Morgan Stanley has its detractors. According to financial research company Coalition, Morgan Stanley had no top tier banking businesses at the start of this year and the bank’s own staff have been known to complain that it’s trading on past glories which no longer shine true. Is the same thing happening to Goldman Sachs?
Yesterday’s dire results from Goldman have left the firm’s sales and trading business trailing far behind its rivals’. As Bloomberg points out, sales and trading revenues at Goldman were $2.94bn in the third quarter, compared to $3.49bn at Citigroup and $4.69bn at JPMorgan. Goldman looks like a bit-player – much like Morgan Stanley.
Goldman also looks at risk of following Morgan Stanley down the dubious route of ever-decreasing pay. It took the unusual move of cutting pay heavily in the last quarter (down 35% year-on-year). Morgan Stanley analyst Betsy Grasek points out that Goldman’s compensation ratio is typically steady in the first three quarters of the year and is trued-up in Q4. The unseasonal cut means Goldman’s compensation ratio is likely to be less than 38% this year, says Grasek. Not so long ago, it was 45%+.
This risks becoming self-perpetuating. The lower the pay, the less attractive the bank. The less attractive the bank, the less talented the staff. The less talented the staff, the lower the revenues. The lower the revenues, the lower the pay….
During yesterday’s conference call, Harvey Schwartz, Goldman’s CFO was full of excuses about why Goldman’s fixed income sales and trading (FICC) results were so bad last quarter. Schwartz’s excuses included claims that:
-Goldman’s FICC business is particularly weighted towards institutional asset managers and institutional asset managers are very ‘data-centric’ – in other words, they like data and there hasn’t been as much data about what with the government shutdown.
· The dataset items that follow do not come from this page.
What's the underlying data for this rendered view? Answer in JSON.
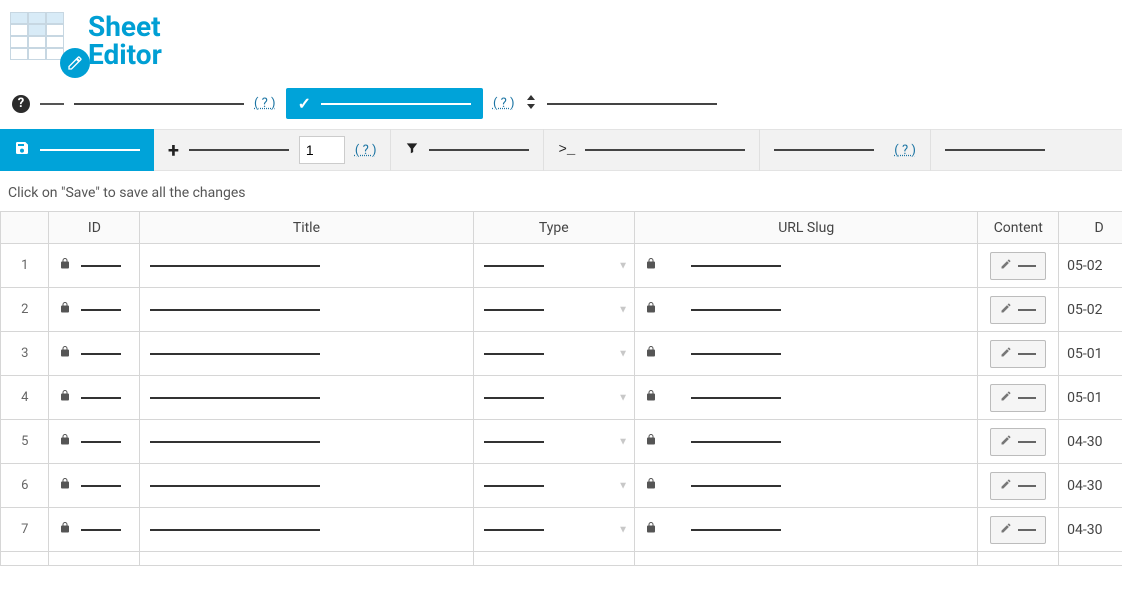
{
  "brand": {
    "line1": "Sheet",
    "line2": "Editor"
  },
  "topbar": {
    "help_link": "( ? )",
    "help_link2": "( ? )"
  },
  "toolbar": {
    "page_number": "1",
    "help_link": "( ? )",
    "help_link2": "( ? )"
  },
  "hint": "Click on \"Save\" to save all the changes",
  "columns": {
    "rownum": "",
    "id": "ID",
    "title": "Title",
    "type": "Type",
    "slug": "URL Slug",
    "content": "Content",
    "date": "D"
  },
  "rows": [
    {
      "n": "1",
      "date": "05-02"
    },
    {
      "n": "2",
      "date": "05-02"
    },
    {
      "n": "3",
      "date": "05-01"
    },
    {
      "n": "4",
      "date": "05-01"
    },
    {
      "n": "5",
      "date": "04-30"
    },
    {
      "n": "6",
      "date": "04-30"
    },
    {
      "n": "7",
      "date": "04-30"
    }
  ]
}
-Goldman’s FX business didn’t do well because the bank pulled back considerably from risk taking.
-Goldman’s equities business didn’t do well because the third quarter of 2012 was bolstered by transactions related to the unwinding of Knight Trading’s accidental purchase of $440m of stocks. The comparators weren’t great.
-The firm “didn’t execute” as well as it would have liked.
Behind the excuses for the bad third quarter
Beyond Schwartz’s excuses, however, there may be other unmentioned reasons why the third quarter wasn’t great for Goldman. They include the facts that:
-Goldman accidentally sent orders for a large number of options trades in late August. This could have depressed equity results, although at the time, a spokesman said the loss wouldn’t “be material” for the firm.
-As Goldman adjusts to Basel III, it has less capital to put behind its fixed income business, making it harder to make markets for clients.
Overall, Goldman Sachs has been slow to adapt, argues Fortune. It’s still heavily reliant on proprietary trading, which will be banned in the U.S. under the Volcker Rule and is recorded under its ‘investing and lending’ division. Poor results in its client-facing business in the last quarter suggest it hasn’t done enough to build the client relationships that will sustain revenues in a tougher environment.
True or not, Morgan Stanley’s investment bank stands accused of losing its luster and living in the past. Is the same thing applicable to Goldman Sachs?